The IEA sees demand for critical minerals surging from 2020-2050 even as the demand for and value of coal drops. In green growth scenarios, workers will likely have to keep toiling in mines as they now do in Chile’s Atacama desert, the cobalt mines of the Democratic Republic of Congo, or the copper and nickel mines of South Asia, South America, or Siberia. The list of potential sacrifice zones will grow and could someday extend from American public lands to offshore oil platforms converted to deep-sea mining.

This observation is not an argument against the transition from fossil fuels. It’s just to say that right now there are no signs the shift to renewables will undo the resource curse. Extraction for global markets continues to exact a local toll: serious human rights violations, unremediated (or irremediable) environmental destruction, conflicts over water (which Ghosh himself mentions briefly in a list of “conflicts that global warming will create or exacerbate,” p. 127), and social division. And for the foreseeable future, mineral supply chains will be nearly as long as those required by fossil fuels, strung across the globe and fraught with geopolitical tension.

A decisive shift from fossil fuels could see the end of the petro-dollar and the toppling of “global hierarchies of power,” as Ghosh imagines: “The liberatory potential of renewable energy has a very important international dimension as well: if adopted at scale it could transform, indeed revolutionize, the current global order” (p. 103). It could also precipitate another set of crises – environmental, humanitarian, and military — and it’s worth considering that eventuality.

Postscript, 20 January 2022: For more on the geopolitical risks of the energy transition, see Jason Bordoff and Meghan L. O’Sullivan, “Green Upheaval The New Geopolitics of Energy,” Foreign Affairs, January/February 2022.

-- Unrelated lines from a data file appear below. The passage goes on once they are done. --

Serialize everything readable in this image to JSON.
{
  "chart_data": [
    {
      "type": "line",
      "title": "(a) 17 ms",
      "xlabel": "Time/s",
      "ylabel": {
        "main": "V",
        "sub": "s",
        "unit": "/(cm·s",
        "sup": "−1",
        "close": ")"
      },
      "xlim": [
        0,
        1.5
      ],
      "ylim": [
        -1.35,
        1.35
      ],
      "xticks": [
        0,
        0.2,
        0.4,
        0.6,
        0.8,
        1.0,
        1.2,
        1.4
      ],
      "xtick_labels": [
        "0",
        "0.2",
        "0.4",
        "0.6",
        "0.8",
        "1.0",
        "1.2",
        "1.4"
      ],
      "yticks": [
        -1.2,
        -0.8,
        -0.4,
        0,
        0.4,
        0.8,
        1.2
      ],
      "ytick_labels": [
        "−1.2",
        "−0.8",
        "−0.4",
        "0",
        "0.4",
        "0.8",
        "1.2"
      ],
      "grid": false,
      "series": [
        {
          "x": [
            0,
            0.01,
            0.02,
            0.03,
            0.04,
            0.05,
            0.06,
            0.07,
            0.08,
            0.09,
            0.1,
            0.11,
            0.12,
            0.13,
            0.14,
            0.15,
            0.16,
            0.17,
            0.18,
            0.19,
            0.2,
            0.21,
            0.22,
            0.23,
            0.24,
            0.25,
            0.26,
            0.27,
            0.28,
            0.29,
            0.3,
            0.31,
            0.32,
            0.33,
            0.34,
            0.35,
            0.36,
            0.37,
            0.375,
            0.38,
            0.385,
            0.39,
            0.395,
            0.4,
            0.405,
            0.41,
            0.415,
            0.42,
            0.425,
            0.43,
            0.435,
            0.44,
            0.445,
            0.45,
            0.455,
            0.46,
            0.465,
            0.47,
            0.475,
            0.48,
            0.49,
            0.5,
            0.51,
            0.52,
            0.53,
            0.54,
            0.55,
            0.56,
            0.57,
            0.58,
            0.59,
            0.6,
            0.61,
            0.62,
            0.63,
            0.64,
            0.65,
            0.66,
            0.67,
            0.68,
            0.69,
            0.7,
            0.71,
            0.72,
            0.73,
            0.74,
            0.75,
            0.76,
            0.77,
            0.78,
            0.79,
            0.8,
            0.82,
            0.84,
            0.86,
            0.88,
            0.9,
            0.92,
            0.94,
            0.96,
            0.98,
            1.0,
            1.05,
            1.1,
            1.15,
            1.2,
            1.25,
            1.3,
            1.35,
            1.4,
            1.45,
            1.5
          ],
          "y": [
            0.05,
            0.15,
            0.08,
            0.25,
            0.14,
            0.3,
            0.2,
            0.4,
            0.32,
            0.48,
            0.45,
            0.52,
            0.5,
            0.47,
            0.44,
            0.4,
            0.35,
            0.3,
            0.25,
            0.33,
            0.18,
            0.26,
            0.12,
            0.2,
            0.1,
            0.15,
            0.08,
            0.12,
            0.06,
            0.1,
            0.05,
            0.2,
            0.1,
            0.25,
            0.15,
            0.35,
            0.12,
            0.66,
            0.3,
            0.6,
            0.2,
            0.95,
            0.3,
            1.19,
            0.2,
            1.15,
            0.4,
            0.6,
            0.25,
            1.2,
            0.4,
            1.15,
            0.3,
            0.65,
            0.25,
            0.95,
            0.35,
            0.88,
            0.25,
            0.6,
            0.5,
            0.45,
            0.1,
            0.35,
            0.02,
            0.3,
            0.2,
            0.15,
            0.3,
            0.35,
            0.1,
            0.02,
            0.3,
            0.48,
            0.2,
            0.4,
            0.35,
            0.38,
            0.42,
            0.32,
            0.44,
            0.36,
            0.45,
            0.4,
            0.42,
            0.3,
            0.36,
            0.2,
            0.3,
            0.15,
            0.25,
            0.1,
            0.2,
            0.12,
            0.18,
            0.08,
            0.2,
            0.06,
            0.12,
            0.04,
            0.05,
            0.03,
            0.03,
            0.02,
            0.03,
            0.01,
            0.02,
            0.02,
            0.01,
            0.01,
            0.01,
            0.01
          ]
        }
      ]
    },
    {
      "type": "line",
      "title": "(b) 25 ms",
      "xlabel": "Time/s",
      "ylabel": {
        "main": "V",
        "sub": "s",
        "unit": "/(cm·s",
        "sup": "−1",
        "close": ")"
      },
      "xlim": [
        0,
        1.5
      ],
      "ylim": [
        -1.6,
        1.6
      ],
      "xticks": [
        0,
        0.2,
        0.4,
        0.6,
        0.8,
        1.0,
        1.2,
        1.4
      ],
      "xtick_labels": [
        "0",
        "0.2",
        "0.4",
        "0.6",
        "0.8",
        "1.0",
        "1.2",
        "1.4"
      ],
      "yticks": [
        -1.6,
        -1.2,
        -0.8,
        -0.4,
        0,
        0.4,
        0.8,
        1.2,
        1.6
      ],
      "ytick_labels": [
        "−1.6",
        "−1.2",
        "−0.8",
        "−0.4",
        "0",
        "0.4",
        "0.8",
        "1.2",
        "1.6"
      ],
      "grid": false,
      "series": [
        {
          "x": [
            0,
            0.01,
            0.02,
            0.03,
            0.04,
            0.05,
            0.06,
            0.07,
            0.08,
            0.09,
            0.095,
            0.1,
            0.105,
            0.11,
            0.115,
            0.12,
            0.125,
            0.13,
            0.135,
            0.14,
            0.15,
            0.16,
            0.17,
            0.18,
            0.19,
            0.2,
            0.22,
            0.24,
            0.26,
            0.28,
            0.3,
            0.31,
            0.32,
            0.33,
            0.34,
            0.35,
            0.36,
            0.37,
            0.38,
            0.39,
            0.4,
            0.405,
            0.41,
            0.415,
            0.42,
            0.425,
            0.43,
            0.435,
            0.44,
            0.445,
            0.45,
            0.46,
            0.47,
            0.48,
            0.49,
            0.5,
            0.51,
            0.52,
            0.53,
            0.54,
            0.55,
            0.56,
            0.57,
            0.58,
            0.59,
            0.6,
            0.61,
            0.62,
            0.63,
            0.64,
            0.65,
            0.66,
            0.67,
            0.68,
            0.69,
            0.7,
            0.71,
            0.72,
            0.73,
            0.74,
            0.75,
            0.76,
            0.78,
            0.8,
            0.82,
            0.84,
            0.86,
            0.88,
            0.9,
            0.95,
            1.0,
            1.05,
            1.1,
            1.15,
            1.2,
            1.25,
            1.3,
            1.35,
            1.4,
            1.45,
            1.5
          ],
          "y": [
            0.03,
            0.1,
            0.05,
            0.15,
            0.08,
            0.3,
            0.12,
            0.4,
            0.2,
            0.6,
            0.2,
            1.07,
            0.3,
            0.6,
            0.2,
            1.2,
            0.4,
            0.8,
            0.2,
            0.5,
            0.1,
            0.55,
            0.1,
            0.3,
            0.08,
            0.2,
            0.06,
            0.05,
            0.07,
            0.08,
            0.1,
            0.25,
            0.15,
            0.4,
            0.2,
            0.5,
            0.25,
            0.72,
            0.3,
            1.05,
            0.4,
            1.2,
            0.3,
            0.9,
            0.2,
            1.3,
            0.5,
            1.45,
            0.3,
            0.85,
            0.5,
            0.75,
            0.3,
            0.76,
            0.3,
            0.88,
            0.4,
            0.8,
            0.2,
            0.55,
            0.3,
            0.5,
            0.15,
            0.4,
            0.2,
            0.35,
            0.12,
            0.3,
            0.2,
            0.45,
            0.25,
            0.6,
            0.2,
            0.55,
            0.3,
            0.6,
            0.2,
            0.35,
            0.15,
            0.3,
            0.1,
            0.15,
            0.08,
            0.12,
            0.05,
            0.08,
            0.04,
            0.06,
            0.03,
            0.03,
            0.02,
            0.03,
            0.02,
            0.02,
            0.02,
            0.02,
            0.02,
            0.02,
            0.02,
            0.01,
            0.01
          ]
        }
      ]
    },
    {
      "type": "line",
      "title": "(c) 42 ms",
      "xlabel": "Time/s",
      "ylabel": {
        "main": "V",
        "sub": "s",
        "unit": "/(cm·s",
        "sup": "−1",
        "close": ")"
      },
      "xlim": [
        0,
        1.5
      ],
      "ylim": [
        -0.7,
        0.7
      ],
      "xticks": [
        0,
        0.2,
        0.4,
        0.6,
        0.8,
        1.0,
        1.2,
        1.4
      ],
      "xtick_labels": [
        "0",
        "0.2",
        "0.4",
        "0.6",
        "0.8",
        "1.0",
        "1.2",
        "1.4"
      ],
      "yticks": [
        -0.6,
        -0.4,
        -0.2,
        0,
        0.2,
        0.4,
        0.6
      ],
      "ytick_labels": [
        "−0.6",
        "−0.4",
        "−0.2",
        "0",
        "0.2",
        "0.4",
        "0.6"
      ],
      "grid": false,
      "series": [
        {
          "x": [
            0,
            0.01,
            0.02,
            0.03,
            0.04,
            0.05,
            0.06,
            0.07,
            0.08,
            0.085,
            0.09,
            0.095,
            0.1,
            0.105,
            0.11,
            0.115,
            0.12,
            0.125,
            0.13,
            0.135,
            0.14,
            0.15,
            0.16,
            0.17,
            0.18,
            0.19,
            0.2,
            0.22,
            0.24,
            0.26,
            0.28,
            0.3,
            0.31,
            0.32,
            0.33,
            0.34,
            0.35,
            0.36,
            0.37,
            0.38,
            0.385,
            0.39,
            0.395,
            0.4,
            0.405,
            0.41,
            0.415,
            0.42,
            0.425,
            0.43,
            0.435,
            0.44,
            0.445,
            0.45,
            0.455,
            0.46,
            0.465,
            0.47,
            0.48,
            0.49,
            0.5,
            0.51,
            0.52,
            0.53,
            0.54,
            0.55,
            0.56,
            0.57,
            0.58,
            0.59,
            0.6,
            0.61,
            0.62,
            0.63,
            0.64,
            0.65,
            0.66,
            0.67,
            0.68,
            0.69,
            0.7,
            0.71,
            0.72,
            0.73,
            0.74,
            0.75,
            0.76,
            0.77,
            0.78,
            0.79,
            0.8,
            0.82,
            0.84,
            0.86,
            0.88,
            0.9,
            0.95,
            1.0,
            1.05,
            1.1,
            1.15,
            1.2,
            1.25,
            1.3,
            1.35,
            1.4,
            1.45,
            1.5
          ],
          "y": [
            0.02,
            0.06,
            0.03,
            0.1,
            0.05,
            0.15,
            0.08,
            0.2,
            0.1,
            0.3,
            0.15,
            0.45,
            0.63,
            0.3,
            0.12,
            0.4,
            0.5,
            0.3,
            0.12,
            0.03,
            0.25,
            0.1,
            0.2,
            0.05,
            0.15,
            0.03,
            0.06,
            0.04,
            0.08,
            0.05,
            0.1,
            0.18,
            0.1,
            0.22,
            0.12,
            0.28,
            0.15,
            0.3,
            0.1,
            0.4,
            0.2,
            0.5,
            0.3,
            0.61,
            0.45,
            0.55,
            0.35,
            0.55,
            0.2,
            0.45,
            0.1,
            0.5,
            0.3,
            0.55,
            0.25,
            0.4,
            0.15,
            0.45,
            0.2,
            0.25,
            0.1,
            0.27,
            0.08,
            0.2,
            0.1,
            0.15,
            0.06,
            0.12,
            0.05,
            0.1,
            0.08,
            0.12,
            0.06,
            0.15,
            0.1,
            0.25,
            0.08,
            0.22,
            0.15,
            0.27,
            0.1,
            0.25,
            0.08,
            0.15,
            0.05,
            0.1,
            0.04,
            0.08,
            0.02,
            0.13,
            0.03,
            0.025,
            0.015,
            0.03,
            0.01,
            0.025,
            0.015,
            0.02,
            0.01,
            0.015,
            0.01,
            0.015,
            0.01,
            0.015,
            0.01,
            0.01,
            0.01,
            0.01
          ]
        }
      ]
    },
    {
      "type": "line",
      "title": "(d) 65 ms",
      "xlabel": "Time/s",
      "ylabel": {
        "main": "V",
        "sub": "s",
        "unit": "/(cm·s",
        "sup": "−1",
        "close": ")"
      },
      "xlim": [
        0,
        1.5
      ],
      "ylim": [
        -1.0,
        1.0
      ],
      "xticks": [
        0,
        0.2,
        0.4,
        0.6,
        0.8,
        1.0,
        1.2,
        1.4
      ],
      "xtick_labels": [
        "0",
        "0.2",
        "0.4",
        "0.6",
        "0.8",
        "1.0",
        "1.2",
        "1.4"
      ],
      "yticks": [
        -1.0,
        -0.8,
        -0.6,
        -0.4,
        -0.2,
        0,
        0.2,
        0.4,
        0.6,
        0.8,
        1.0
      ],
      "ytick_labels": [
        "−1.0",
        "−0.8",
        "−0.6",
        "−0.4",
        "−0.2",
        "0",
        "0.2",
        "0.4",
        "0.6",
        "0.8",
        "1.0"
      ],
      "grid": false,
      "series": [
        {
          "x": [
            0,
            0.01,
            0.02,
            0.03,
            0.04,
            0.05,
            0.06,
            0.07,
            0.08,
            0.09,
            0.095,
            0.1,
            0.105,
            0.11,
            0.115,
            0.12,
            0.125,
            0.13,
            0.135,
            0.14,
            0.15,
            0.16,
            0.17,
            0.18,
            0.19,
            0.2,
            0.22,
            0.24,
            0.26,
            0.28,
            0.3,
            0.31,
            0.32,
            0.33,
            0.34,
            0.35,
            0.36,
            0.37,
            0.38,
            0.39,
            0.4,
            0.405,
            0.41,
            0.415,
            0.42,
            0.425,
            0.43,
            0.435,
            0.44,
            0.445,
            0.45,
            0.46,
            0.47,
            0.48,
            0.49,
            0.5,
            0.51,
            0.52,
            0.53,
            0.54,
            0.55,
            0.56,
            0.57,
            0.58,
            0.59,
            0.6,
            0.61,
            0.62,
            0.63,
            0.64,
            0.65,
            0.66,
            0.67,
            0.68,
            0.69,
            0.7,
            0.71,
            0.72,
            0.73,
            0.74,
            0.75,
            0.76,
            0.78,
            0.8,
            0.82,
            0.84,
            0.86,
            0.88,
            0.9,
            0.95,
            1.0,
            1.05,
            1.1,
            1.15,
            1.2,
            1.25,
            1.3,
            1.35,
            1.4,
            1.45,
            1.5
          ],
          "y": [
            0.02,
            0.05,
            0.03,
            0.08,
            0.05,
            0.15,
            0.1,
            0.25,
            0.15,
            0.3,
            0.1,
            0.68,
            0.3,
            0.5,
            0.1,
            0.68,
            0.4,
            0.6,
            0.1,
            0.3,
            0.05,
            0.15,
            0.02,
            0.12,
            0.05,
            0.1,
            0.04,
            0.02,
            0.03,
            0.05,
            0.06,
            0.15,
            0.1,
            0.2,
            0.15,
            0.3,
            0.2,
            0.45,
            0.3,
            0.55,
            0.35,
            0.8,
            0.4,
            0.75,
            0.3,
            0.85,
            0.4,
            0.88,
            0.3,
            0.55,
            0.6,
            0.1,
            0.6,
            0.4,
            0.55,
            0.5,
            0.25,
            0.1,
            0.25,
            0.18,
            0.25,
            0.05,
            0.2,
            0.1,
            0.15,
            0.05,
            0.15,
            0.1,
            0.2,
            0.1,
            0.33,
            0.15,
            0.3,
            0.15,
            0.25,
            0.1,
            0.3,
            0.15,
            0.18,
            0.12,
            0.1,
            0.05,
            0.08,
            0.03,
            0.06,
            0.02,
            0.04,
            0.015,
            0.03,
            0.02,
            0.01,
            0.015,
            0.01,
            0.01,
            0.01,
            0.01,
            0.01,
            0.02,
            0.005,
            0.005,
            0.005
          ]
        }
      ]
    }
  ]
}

The Social Costs of the Hardware Revolution – A Postscript

For now, this can be only a short postscript to what I had to say earlier today about the CNN Money article by John Hagel and John Seely-Brown on “the hardware revolution.” It has to do with a question that occurred to me as I read, and to which I don’t yet have anything like an adequate answer. That will take some research. But I at least want to articulate the question.

Startups and smaller companies can now play in the hardware space in part because the barriers to entry have been lowered, Hagel and Seely-Brown observe. There are a number of factors at work here. New and cheaper technologies from 3D printers to more user-friendly software put the design and manufacture of hardware within reach of smaller companies. And “a new class of factories” will produce the smaller orders that new entrants and entrepreneurs typically require:

New infrastructural elements have also helped new hardware products move from the hobbyist’s basement to the startup garage. Before, to get a contract manufacturer’s attention, you had to commit to producing high volumes (say 50,000 or more units). But a new class of factories — mostly in China and Mexico — will manufacture batches as small as 5,000 units. By filling low-volume orders, these factories have filled an important structural hole in the market: They allow entrepreneurs to launch new products for small consumer groups with little investment.

My question is whether conditions and, for that matter, sourcing practices in this new class of factories, and the more fluid hardware market they serve, are not going to be terribly difficult to monitor. We’ve seen how challenging it is even to ensure fair labor practices in large-scale manufacturing facilities in China used by major global technology brands; now, as smaller-scale manufacturing facilities proliferate and Mexico becomes a technology “quicksourcing” destination for American companies, the problem will no doubt be aggravated.

The reasons for this are probably obvious. I would frame the issue in a few ways. First, how much visibility do these smaller players actually have into their supply chains? Second, how much leverage do they actually have with their manufacturers, since they are only placing small orders, and, depending on their success, may or may not be repeat customers? Third, there’s a question about whether these small businesses — the small hardware startups placing orders and, for that matter, the manufacturing facilities taking them — have the capacity to take on the human rights challenges that seem inevitably to accompany outsourcing.

In other words, the social costs of the hardware revolution deserve some careful consideration.